何より図書カード1000円というのは、OB訪問や企業説明会、SPI対策本など、地味にお金がかかる就活生の望月にとっては惹かれるプレゼントだった。一年生から勤めていたカフェのバイトも就活に集中するため先週やめたばかりだ。

「いやぁ、今日はあったかいですねぇ。まだ2月の第2週ですよ」

手持ち無沙汰になったのか、アンケートを書き込んでいる望月の横で斉木が呟くように話し出す。

「そうですねぇ。コートもいらないくらいです」

アンケート用紙には、名前、高校名、大学名、学科、現在の内定先、志望業界、志望企業、連絡先メールアドレスなど、思った以上に細かく質問が並んでいた。

「あ、望月さんは慶応大学なんですか!私も実は慶応なんですよ!」

望月が書き込んでいるアンケートを横目に、斉木が恥ずかしそうに笑った。

「よくひよ裏の二郎とか行ってたなぁ。今でも人気なんですか?」

「私はいかないんですが‥周りの男友達がよくインスタにあげてるのは見ますよ!」

「そっか、まだ人気なんだぁ。あれは何か得体の知れない中毒性があるんですよねー」

意外な共通点が見つかったからか、望月も斉木も自然とフランクな口調になっていた。

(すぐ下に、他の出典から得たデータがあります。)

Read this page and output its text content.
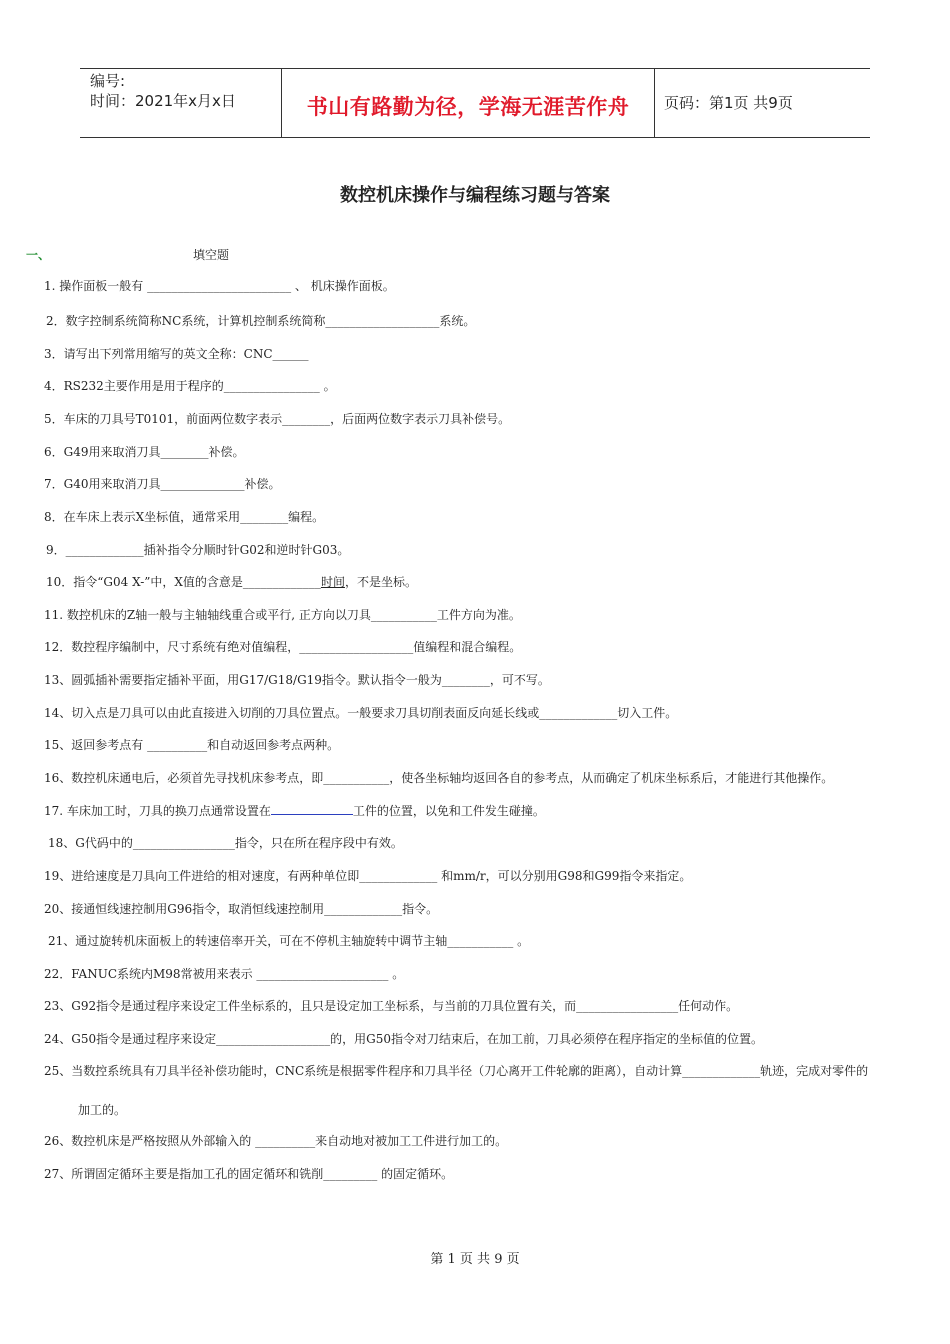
编号:
时间：2021年x月x日	书山有路勤为径，学海无涯苦作舟	页码：第1页 共9页
数控机床操作与编程练习题与答案
一、	填空题
1. 操作面板一般有 ________________________ 、 机床操作面板。
2．数字控制系统简称NC系统，计算机控制系统简称___________________系统。
3．请写出下列常用缩写的英文全称：CNC______
4．RS232主要作用是用于程序的________________ 。
5．车床的刀具号T0101，前面两位数字表示________，后面两位数字表示刀具补偿号。
6．G49用来取消刀具________补偿。
7．G40用来取消刀具______________补偿。
8．在车床上表示X坐标值，通常采用________编程。
9．_____________插补指令分顺时针G02和逆时针G03。
10．指令“G04 X-”中，X值的含意是_____________时间，不是坐标。
11. 数控机床的Z轴一般与主轴轴线重合或平行, 正方向以刀具___________工件方向为准。
12．数控程序编制中，尺寸系统有绝对值编程，___________________值编程和混合编程。
13、圆弧插补需要指定插补平面，用G17/G18/G19指令。默认指令一般为________，可不写。
14、切入点是刀具可以由此直接进入切削的刀具位置点。一般要求刀具切削表面反向延长线或_____________切入工件。
15、返回参考点有 __________和自动返回参考点两种。
16、数控机床通电后，必须首先寻找机床参考点，即___________，使各坐标轴均返回各自的参考点，从而确定了机床坐标系后，才能进行其他操作。
17. 车床加工时，刀具的换刀点通常设置在	工件的位置，以免和工件发生碰撞。
18、G代码中的_________________指令，只在所在程序段中有效。
19、进给速度是刀具向工件进给的相对速度，有两种单位即_____________ 和mm/r，可以分别用G98和G99指令来指定。
20、接通恒线速控制用G96指令，取消恒线速控制用_____________指令。
21、通过旋转机床面板上的转速倍率开关，可在不停机主轴旋转中调节主轴___________ 。
22．FANUC系统内M98常被用来表示 ______________________ 。
23、G92指令是通过程序来设定工件坐标系的，且只是设定加工坐标系，与当前的刀具位置有关，而_________________任何动作。
24、G50指令是通过程序来设定___________________的，用G50指令对刀结束后，在加工前，刀具必须停在程序指定的坐标值的位置。
25、当数控系统具有刀具半径补偿功能时，CNC系统是根据零件程序和刀具半径（刀心离开工件轮廓的距离），自动计算_____________轨迹，完成对零件的
加工的。
26、数控机床是严格按照从外部输入的 __________来自动地对被加工工件进行加工的。
27、所谓固定循环主要是指加工孔的固定循环和铣削_________ 的固定循环。
第 1 页 共 9 页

望月は何も疑うことなく、アンケートを進める。

一緒のセミナーに参加していた就活生がいなくなった頃には、びっしりと書き込まれたアンケートが出来上がっていた。

アンケートを差し出し、「本当に貴重な時間をありがとうね!はい、これ!」と図書カードを受け取る。

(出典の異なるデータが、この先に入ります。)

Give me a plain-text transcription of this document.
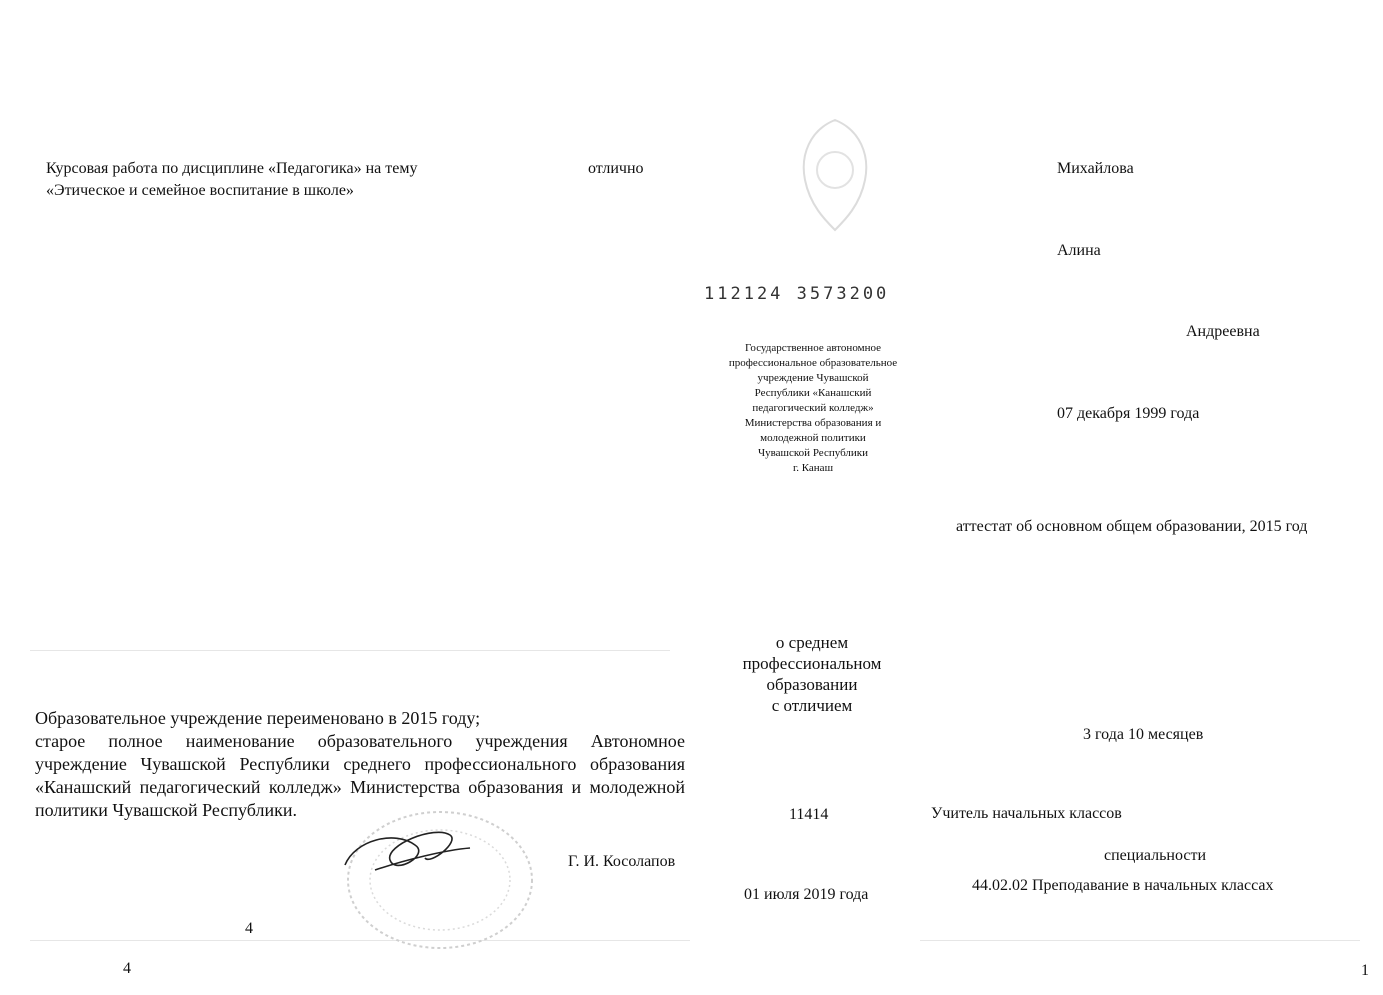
Курсовая работа по дисциплине «Педагогика» на тему
«Этическое и семейное воспитание в школе»
отлично

Образовательное учреждение переименовано в 2015 году;

старое полное наименование образовательного учреждения Автономное учреждение Чувашской Республики среднего профессионального образования «Канашский педагогический колледж» Министерства образования и молодежной политики Чувашской Республики.

Г. И. Косолапов
4
4
112124 3573200
Государственное автономное
профессиональное образовательное
учреждение Чувашской
Республики «Канашский
педагогический колледж»
Министерства образования и
молодежной политики
Чувашской Республики
г. Канаш
о среднем
профессиональном
образовании
с отличием
11414
01 июля 2019 года
Михайлова
Алина
Андреевна
07 декабря 1999 года
аттестат об основном общем образовании, 2015 год
3 года 10 месяцев
Учитель начальных классов
специальности
44.02.02 Преподавание в начальных классах
1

「ありがとうございます。じゃあ、これで」と望月が歩き出そうとすると、斉木が受け取ったアンケート用紙を少し真剣な顔で眺めながら「ちょっと待って」と声をあげた。

「どうしたんですか?」

どっか回答し忘れた箇所があったかなと振り返る。

「いや、ちょっと、アンケート見て、心配になっちゃって‥」

斉木はとても心苦しそうな表情をしている。

「望月さん、すごくいい大学生活を送って、優秀だし、とても魅力的な人だと思うんだけど、このアンケートを見ているとその良さが現れてないなぁと思って‥もしかして就活対策は最近始めた?」

「いやぁ、実はそうなんですよ。まだ全然『就活』って知らなくて‥正直困ってるんです」

うーん、と斉木が唸ってちょいちょいと望月を呼ぶ。

「これは内緒の話なんだけど‥実は完全紹介制の選ばれた人だけの就活塾っていうのがあって、そこに行けばほぼ一流企業に内定できるノウハウ・知識が手に入るんだけど‥興味ある?完全紹介制だから、ネットにも載ってないんだよね。いや、興味なかったら全然忘れてもらっていいんだけど」

斉木の雰囲気に釣られ、望月の声量も自然と小さくなる。

「え、ほんとですか。それはちょっと気になります‥」

「なるほど‥そしたらちょっと上司と相談して、ここの連絡先にメールするね」

さっき書いたアンケート用紙の連絡先欄を指差す。

「わかりました。ちなみに、なんていう就活塾なんですか?」

斉木は少し周りを警戒して首を振る。誰も周りにいないこと確認して、小さく呟いた。

「ニコニコ内定塾」

○この物語はフィクションです。実在する団体や個人、事件などは一切関係がありません。